Among the projects I was assigned was the update of a program that calculated the reliability of a rocket system. The program had been originally written by a mechanical engineer more than ten years earlier and then modified several times each year as needed for each new system variation.
The calculation for reliability of a hardware system is similar to that for resistance of an electrical system in that serial and parallel component sequences must be identified and counted differently. The calculated reliability of a series of hardware components is simply the product of the set of serial components' tested reliability ratings. The calculated reliability of parallel components is a little trickier -- too simply stated as 1 - [(1-pc1)(1-pc2)] for a simple single redundancy system with parallel component reliability values of pc1 and pc2.
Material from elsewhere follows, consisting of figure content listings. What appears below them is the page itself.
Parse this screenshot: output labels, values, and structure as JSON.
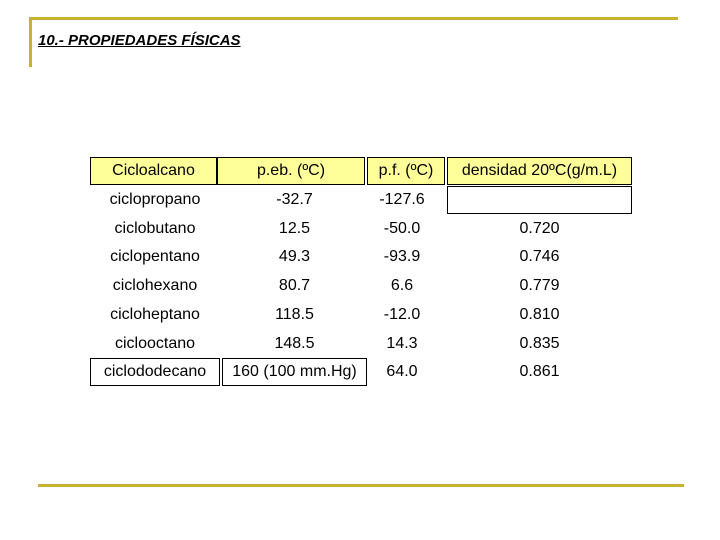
{
  "header": {
    "title": "10.- PROPIEDADES FÍSICAS"
  },
  "table": {
    "columns": [
      "Cicloalcano",
      "p.eb. (ºC)",
      "p.f. (ºC)",
      "densidad 20ºC(g/m.L)"
    ],
    "rows": [
      [
        "ciclopropano",
        "-32.7",
        "-127.6"
      ],
      [
        "ciclobutano",
        "12.5",
        "-50.0",
        "0.720"
      ],
      [
        "ciclopentano",
        "49.3",
        "-93.9",
        "0.746"
      ],
      [
        "ciclohexano",
        "80.7",
        "6.6",
        "0.779"
      ],
      [
        "cicloheptano",
        "118.5",
        "-12.0",
        "0.810"
      ],
      [
        "ciclooctano",
        "148.5",
        "14.3",
        "0.835"
      ],
      [
        "ciclododecano",
        "160 (100 mm.Hg)",
        "64.0",
        "0.861"
      ]
    ]
  }
}
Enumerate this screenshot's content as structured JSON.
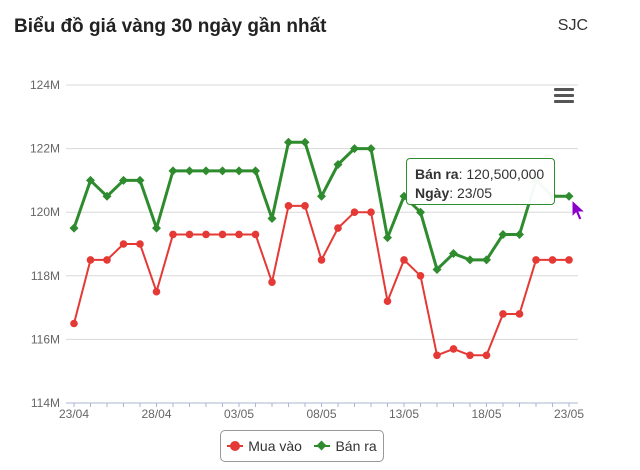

The problem as I saw it was twofold. First, since the components of each different system were different in number and type -- and each different component commonly possessed a different reliability value -- the original Fortran program had to be recompiled with a new data set each time a new system was to be evaluated. The other part of the problem was that each system that had a different number of components and a different redundancy arrangement had to be described in a different way in the code. That is, each time the hardware system changed the calculation sequence had to be rewritten to reflect the new serial and parallel layout and then recompiled. That easily could be seen to have wasted months of effort over the program's lifetime.
I saw that the program needed to be changed so that it would no longer be necessary to recompile every time a new system was to be evaluated. I chose to drive the program with a table described in a data file that provided system shape and component reliability values. I also saw that a switch to the C programming language was necessary because Fortran did not offer dynamic memory allocation needed for variably-sized systems nor the recursion that would be required for handling all possible shapes of parallel circuits.
The next day I replaced the 2000 lines of Fortran sourcecode in a couple of hours with a 50 line, table-driven recursive C-language version. From that time on, all a mechanical engineer had to do to calculate a system's reliability was feed it's shape and components' reliability values into a data file and open and run it with the program. No code changes or compiler were needed from then on.